Window functions compute a value for each row using a window of related rows (rows in the same partition, or rows within a range of the current row). They are the same functions that back SQL’s OVER (PARTITION BY ... ORDER BY ...) clause. The event-time window() and session_window() grouping functions are unrelated. Those live in Structured Streaming.

import { Window, row_number, rank, dense_rank, lag, lead, ntile, sum, avg } from "@spark-connect-js/node";

Building a window

Window is a factory that returns a WindowSpec. A spec has a partition, an ordering, and an optional frame.

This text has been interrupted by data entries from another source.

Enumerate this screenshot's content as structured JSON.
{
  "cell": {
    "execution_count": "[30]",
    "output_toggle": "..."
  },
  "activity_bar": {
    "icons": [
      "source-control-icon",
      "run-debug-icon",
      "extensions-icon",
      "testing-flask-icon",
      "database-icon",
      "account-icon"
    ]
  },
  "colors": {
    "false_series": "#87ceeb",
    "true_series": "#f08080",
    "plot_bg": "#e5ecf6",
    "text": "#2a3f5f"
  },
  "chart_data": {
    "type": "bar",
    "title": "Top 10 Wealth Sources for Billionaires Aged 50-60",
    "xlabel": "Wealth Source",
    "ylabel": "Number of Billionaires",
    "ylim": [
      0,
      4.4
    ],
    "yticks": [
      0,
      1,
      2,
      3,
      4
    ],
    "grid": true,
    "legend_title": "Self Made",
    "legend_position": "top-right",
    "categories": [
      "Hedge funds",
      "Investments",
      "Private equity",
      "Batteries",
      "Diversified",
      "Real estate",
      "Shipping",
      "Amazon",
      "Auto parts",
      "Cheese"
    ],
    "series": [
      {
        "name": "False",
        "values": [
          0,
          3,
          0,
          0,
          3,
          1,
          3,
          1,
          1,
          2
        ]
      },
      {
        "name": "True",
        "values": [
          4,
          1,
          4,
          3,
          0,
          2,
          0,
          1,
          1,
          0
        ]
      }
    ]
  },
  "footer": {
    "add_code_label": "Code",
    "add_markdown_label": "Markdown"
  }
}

const w = Window.partitionBy("department").orderBy(col("salary").desc());

partitionBy restricts the window to rows sharing the same partition key (analogous to groupBy for aggregates). orderBy defines the sequence inside each partition. Both are optional (you can build a global window, an unordered partitioned window, etc.) but most window functions require an ordering.

Frames

A frame is a range of rows relative to the current row. Frames are only meaningful when the window is ordered.

// Rows: physical offsets from the current row.
Window.partitionBy("dept").orderBy("ts").rowsBetween(
  Window.unboundedPreceding,
  Window.currentRow,
);

// Range: logical offsets based on the ordering value.
Window.partitionBy("dept").orderBy("salary").rangeBetween(-1000, 1000);

// Symbolic bounds:
Window.unboundedPreceding
Window.unboundedFollowing
Window.currentRow

Applying a window

Call .over(window) on any window-capable column expression.

import { row_number, rank, sum } from "@spark-connect-js/node";

const w = Window.partitionBy("department").orderBy(col("salary").desc());

const ranked = employees.select(
  col("name"),
  col("department"),
  col("salary"),
  row_number().over(w).alias("rank"),
  rank().over(w).alias("rank_with_ties"),
  sum("salary").over(Window.partitionBy("department")).alias("dept_total"),
);

Common window functions

Ranking

row_number().over(w)    // 1, 2, 3, 4: always unique
rank().over(w)          // 1, 2, 2, 4: ties share a rank, gaps after
dense_rank().over(w)    // 1, 2, 2, 3: ties share, no gaps
percent_rank().over(w)  // (rank - 1) / (count - 1)
ntile(4).over(w)        // bucket 1..4 based on position

Lag and lead

lag(col("value"), 1).over(w)              // previous row's value
lag(col("value"), 1, 0).over(w)           // with default when there is no previous row
lead(col("value"), 1).over(w)             // next row's value

Moving aggregates

Aggregate functions become windowed when used with .over(...):

const w = Window.partitionBy("series")
  .orderBy("ts")
  .rowsBetween(-6, 0);              // 7-point trailing window

df.withColumn("moving_avg", avg("value").over(w));
df.withColumn("running_total", sum("value").over(
  Window.partitionBy("account").orderBy("ts")
    .rowsBetween(Window.unboundedPreceding, Window.currentRow),
));

Cumulative distribution

cume_dist().over(w)

A realistic example

Rank employees within each department, then keep only the top three per department:

import { connect, col, row_number, Window } from "@spark-connect-js/node";

const spark = connect("sc://localhost:15002");

const employees = spark.sql(`
  SELECT * FROM VALUES
    ('Alice',   'Engineering', 95000),
    ('Bob',     'Engineering', 90000),
    ('Carol',   'Engineering', 85000),
    ('Dave',    'Engineering', 80000),
    ('Eve',     'Marketing',   78000),
    ('Frank',   'Marketing',   72000),
    ('Grace',   'Marketing',   70000)
  AS e(name, department, salary)
`);

const w = Window.partitionBy("department").orderBy(col("salary").desc());

const topThree = employees
  .withColumn("rank", row_number().over(w))
  .filter(col("rank").lte(3))
  .drop("rank");

console.table(await topThree.collect());
await spark.stop();

Limitations

rangeBetween with non-numeric ordering expressions is rejected by Spark’s analyzer (the WindowSpec rule, not a client limitation). Use rowsBetween for arbitrary orderings.